PassivHaus design specifications explained

Building physics is a relatively new science that’s only recently started to gain ground in the UK construction industry. A lot of builders nod agreeably when you mention “PassivHaus”, but not many know what it means when it comes to actually building your future home to that standard.

 

PassivHaus takes a “fabric first” approach to create comfortable living spaces. If the fabric of your building (the walls, windows, floor and roof) is well-insulated and airtight, then the requirements to heat it will be lessened. You won’t be paying money to heat up air that escapes from leaky windows or through thin brick walls.

This is the “passive” approach – the home should be able to maintain its heat naturally as much as possible, without “active” heat sources such as electrical fires, stoves and boilers.

A few things to note, though, regarding PassivHaus:

  1. If your home is airtight, you’ll need mechanical ventilation to supply fresh air. PassivHaus design recommends Mechanical Ventilation Heat Recovery (MVHR) units. These take warm, moist air from kitchens and bathrooms, pass it through a heat exchanger, transfer the heat to incoming cold, fresh air from outside and supply that warm, fresh air into your living rooms and bedrooms.
  2. Even with a solar thermal system, you’ll still probably need a condensing boiler to supply your domestic hot water, especially during “peak” periods such as when you have guests over during the holidays.

The Building Physics requirements for PassivHaus

Airtight means no draughts – at all

The house has to be airtight to less than 0.6 Air Changes per Hour (ACH) at 50 Pascals of pressure (10 pascals is similar to the pressure of a light breeze against you. 50 pascals mimics the effect of a strong breeze pushing against your house, forcing air into the gaps in your windows and doors).

An “Air Change” means all the air in your house leaving and being replaced by fresh air, per hour. Obviously this is very fast at 50 Pascals, so it’s almost a “worst case” scenario.

Never any condensation on the windows

The surface temperature of the windows should always be more than 17 Degrees Celsius. This inhibits condensation, which needs a cold surface to form. This temperature can only really be achieved with high performance double or triple-glazed windows.

No summer overheating

Houses designed with lots of south-facing floor-to-ceiling glass windows (what architects call “Solar Passive” design) look great, but can overheat in the summer. Designing your window locations and sizes can mitigate this, as can create shading and using external blinds to prevent the sun from hitting the windows.

Passive Houses are designed so that the risk of the sun overheating the home to a temperature of 25 Degrees Celcius is limited to 10 per cent of the year. In practice, PassivHaus designers aim for overheating to be limited to a maximum of 2 per cent of the year.
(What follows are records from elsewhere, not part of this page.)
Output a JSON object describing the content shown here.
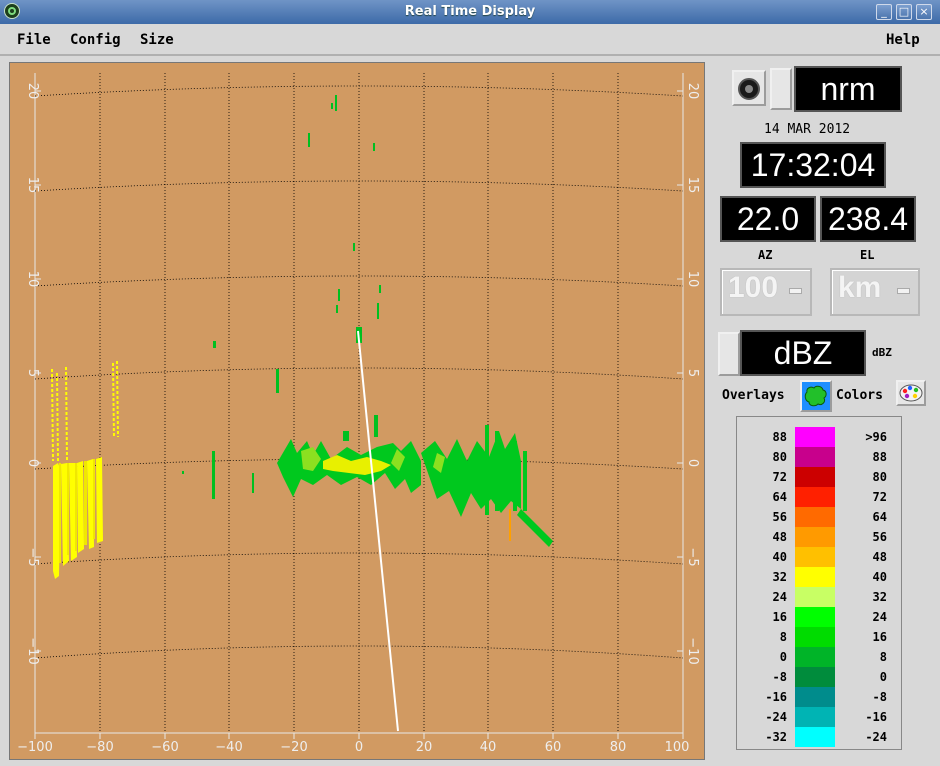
{
  "window": {
    "title": "Real Time Display",
    "buttons": [
      "_",
      "□",
      "×"
    ]
  },
  "menu": {
    "file": "File",
    "config": "Config",
    "size": "Size",
    "help": "Help"
  },
  "plot": {
    "x_ticks": [
      "−100",
      "−80",
      "−60",
      "−40",
      "−20",
      "0",
      "20",
      "40",
      "60",
      "80",
      "100"
    ],
    "y_ticks": [
      "20",
      "15",
      "10",
      "5",
      "0",
      "−5",
      "−10"
    ]
  },
  "controls": {
    "mode": "nrm",
    "date": "14 MAR 2012",
    "time": "17:32:04",
    "az_value": "22.0",
    "el_value": "238.4",
    "az_label": "AZ",
    "el_label": "EL",
    "range_value": "100",
    "unit_value": "km",
    "field_value": "dBZ",
    "field_unit": "dBZ",
    "overlays_label": "Overlays",
    "colors_label": "Colors"
  },
  "legend": [
    {
      "left": "88",
      "right": ">96",
      "color": "#ff00ff"
    },
    {
      "left": "80",
      "right": "88",
      "color": "#c8008c"
    },
    {
      "left": "72",
      "right": "80",
      "color": "#cc0000"
    },
    {
      "left": "64",
      "right": "72",
      "color": "#ff2000"
    },
    {
      "left": "56",
      "right": "64",
      "color": "#ff6a00"
    },
    {
      "left": "48",
      "right": "56",
      "color": "#ff9a00"
    },
    {
      "left": "40",
      "right": "48",
      "color": "#ffc000"
    },
    {
      "left": "32",
      "right": "40",
      "color": "#ffff00"
    },
    {
      "left": "24",
      "right": "32",
      "color": "#c8ff64"
    },
    {
      "left": "16",
      "right": "24",
      "color": "#00ff00"
    },
    {
      "left": "8",
      "right": "16",
      "color": "#00dc00"
    },
    {
      "left": "0",
      "right": "8",
      "color": "#00b428"
    },
    {
      "left": "-8",
      "right": "0",
      "color": "#008c3c"
    },
    {
      "left": "-16",
      "right": "-8",
      "color": "#008c8c"
    },
    {
      "left": "-24",
      "right": "-16",
      "color": "#00b4b4"
    },
    {
      "left": "-32",
      "right": "-24",
      "color": "#00ffff"
    }
  ]
}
Ventilation to get rid of stale, unclean air

A human being needs 30 cubic metres of fresh air per hour to breathe healthily. You could achieve this by opening all of your windows, but in the winter this isn’t practical. Instead, PassivHaus design specifies this limit per person for its MVHR system.

Low energy demands for your eco home

PassivHaus design specifies that, for your home to be truly passive, it should use less than or equal to 15kWh/m² per year to maintain the home at an even 20 Degrees Celcius all year round.

A draughty UK home can use 300kWh/m² per year to stay heated to 20 Degrees Celcius. And you pay for every penny of that heat leaking into the cold outdoors.

 

Clean energy at the source

Finally, PassivHaus limits the home’s “Primary Energy” demand to 120kWh/m²yr. Primary Energy refers to energy usage at its source; literally the coal, oil or gas at the power station. Getting your home takes up energy in the transfer and travel process, so primary energy is used to better calculate energy saving estimates.